The proliferation of energy sources such as the solar, wind, geothermal, and nuclei creates a dispersive model of energy production. This is one of the biggest changes in the market.
“If your home isn’t consuming any more power, you charge your electric vehicle, so because you’re autonomous with solar batteries, that means you’ve released enough power to power a part of this data center near you,” Tricoire said. “We can all be actors in our businesses, in our homes, in our homes, in our daily lives, our professional lives, in this transition.
Tricoire points to other regions such as Europe, India and China, and is turning to electrification due to a lack of fossil fuels. For them, it is the only way to make them more competitive. He said it would lead to further innovation in the sector and encourage American businesses to follow the lawsuit despite political headwinds due to renewable energy.
“Companies are very practical. If the solution makes money, they want it, right? And if the footprint is better on top of that, they’ll go even faster,” says Tricoire. “There are so many innovations happening today and the cost curves for new technologies are decreasing so quickly, so businesses are adopting new ways of doing this.”

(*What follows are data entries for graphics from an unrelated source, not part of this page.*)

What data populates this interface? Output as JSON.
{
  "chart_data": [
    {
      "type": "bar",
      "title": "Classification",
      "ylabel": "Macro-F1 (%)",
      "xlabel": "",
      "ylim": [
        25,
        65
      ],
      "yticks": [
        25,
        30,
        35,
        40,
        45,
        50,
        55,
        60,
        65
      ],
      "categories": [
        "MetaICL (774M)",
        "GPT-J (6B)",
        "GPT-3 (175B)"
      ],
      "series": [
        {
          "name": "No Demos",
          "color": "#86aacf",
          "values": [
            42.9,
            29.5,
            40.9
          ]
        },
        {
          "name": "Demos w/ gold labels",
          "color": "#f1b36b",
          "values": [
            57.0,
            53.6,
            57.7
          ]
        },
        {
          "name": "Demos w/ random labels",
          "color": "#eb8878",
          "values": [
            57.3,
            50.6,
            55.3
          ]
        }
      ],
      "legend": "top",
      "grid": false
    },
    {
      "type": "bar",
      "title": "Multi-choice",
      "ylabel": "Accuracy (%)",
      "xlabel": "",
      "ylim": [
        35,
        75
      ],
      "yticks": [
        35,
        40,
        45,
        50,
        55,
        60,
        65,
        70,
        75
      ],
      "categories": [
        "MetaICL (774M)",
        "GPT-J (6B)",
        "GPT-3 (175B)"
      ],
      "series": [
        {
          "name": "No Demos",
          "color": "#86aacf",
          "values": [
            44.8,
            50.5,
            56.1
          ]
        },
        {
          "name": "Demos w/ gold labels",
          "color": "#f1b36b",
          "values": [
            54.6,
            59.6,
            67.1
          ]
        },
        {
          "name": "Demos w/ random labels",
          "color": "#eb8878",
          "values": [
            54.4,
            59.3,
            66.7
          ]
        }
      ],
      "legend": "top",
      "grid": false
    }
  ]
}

Tricoire has been with the company for nearly 40 years and says he has never seen the dramatic, rapid maturity and growth of energy technology he is currently seeing.
“I think we’re completely underestimating the revolution that will take place in the energy sector over the next 20 years,” Tricoire said, adding that the combination of electrification technology and digitalization is increasing to a whole new level through AI, creating many possibilities that we’ve never seen before.
“And the great news is that it shouldn’t be unfolding in 10 or 20 years of time. These are technologies that can or can be deployed today with great economic benefits,” Torikoir said.